The third cohort (including 76 HCMs, mean age: 55.2 ± 13.9, 24 female and 52 male) was created to assess the possible role of the network in risk stratification (Table 3). By reading the ECGs, the network identified 25 patients as predicted G + while the rest 51 were labelled as predicted G–. The HCM risk-SCD score across the predicted genotypes was shown in Figure 1, indicating a significantly higher HCM risk-SCD score in patients predicted G+ (0.04 ± 0.03 vs. 0.03 ± 0.02, p <0.01).

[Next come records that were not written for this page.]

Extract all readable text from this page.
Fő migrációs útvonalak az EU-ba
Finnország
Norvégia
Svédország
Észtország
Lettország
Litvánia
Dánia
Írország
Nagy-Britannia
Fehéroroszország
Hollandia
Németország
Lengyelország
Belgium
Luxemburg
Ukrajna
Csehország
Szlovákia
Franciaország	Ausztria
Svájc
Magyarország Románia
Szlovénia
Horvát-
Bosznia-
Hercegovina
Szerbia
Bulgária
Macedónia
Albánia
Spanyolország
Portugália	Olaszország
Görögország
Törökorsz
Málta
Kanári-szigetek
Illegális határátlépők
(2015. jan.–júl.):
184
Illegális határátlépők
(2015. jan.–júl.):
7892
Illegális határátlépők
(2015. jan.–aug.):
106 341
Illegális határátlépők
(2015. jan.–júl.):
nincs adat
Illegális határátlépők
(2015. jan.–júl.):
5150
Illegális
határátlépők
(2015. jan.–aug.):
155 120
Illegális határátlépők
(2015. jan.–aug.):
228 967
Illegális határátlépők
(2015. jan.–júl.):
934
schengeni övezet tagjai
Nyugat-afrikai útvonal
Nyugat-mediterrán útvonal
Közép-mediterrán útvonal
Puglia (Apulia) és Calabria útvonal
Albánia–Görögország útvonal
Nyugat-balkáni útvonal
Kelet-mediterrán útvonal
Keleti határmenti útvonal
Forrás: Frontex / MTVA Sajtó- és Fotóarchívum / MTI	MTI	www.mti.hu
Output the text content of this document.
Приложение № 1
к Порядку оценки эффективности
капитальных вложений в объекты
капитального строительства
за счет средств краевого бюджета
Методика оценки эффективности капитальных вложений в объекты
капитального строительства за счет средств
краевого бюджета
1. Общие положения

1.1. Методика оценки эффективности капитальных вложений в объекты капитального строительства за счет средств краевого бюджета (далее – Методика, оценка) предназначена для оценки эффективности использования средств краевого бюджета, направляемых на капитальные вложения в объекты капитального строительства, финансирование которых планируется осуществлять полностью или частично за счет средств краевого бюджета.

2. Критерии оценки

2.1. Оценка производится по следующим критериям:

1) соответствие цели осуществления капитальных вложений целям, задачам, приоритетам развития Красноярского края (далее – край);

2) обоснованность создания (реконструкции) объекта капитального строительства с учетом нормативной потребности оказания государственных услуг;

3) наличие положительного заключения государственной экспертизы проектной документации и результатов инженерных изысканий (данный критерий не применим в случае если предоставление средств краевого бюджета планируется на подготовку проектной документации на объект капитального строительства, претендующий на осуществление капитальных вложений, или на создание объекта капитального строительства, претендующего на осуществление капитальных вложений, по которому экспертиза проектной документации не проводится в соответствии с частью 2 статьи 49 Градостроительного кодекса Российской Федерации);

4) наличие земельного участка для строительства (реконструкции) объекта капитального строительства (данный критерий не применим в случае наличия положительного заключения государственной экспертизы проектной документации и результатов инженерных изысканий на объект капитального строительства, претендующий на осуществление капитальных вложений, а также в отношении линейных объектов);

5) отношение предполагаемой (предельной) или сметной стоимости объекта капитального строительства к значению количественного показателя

To provide a visual explanation of the network, Score-CAM was performed and the result was displayed in Figure 2. This weight-based method indicated that the network output was heavily influenced by the limb leads (I, II, and avR).
Table 3.
Baseline characteristics of the third cohort by the predicted genotypes.
| Overall |
|||
|---|---|---|---|
| Predicted G- (n = 51) |
Predicted G+ (n = 25) |
p-value | |
| Demography | |||
| Age | 56.02 ± 16.24 | 53.60 ± 7.16 | 0.48 |
| Male | 35 (68.63) | 17 (68.00) | 0.96 |
| Medical history | |||
| Hypertension | 26 (50.98) | 7 (28.00) | 0.06 |
| Family history of HCM | 2 (3.92) | 9 (36.00) | <0.01 |
| Family history of SCD | 6 (11.76) | 7 (28.00) | 0.08 |
| Syncope | 7 (13.73) | 6 (24.00) | 0.26 |
| Clinical | |||
| NYHA | 0.88 | ||
| Class I | 19 (37.25) | 9 (36.00) | |
| Class II | 22 (43.14) | 12 (48.00) | |
| Class III | 9 (17.65) | 3 (12.00) | |
| Class IV | 1 (1.96) | 1 (4.00) | |
| Non-sustained VT | 7 (13.73) | 11 (44.00) | <0.01 |
| Echocardiography | |||
| LVEF | 70.29 ± 6.70 | 69.83 ± 7.73 | 0.79 |
| Maximal left ventricular wall thickness | 20.85 ± 4.17 | 21.95 ± 4.16 | 0.30 |
| Left atrial dimension | 42.72 ± 6.83 | 42.71 ± 7.15 | 0.99 |
| LVOT gradient | 10.24 (38.43) | 9.00 (20.68) | 0.82 |
G–: genotype negativity; G+: genotype positivity; HCM: hypertrophic cardiomyopathy; SCD: sudden cardiac death; LVEF: left ventricular ejection fraction; NYHA: New York Heart Association; LVOT: left ventricular outflow tract; VT: ventricular tachycardia. LVOT: gradient was presented as median (interquartile range).
Figure 1.
Comparison in the HCM risk-SCD score between the predicted genotypes (predicted genotype-positive vs. predicted genotype-negative). Higher HCM risk-SCD score denotes an increased risk of SCD. The upper, lower bounds, and the line intersection refer to the 25th, 75th percentiles, and the median. G-, genotype-negative; G+, genotype-positive; HCM, hypertrophic cardiomyopathy; SCD, sudden cardiac death.
Figure 2.
Spatial display of features extracted by the network. The key features (red) were distributed on limb-lead.
4. . Discussion
In this study, a TL-derived 12-lead ECG was developed to predict the genotype and assess the risk of SCD in HCM, which highlighted the simplicity and feasibility of our approach while achieving a better performance than conventional methods (i.e. the practice of our method only needs a standard ECG, no other information was required).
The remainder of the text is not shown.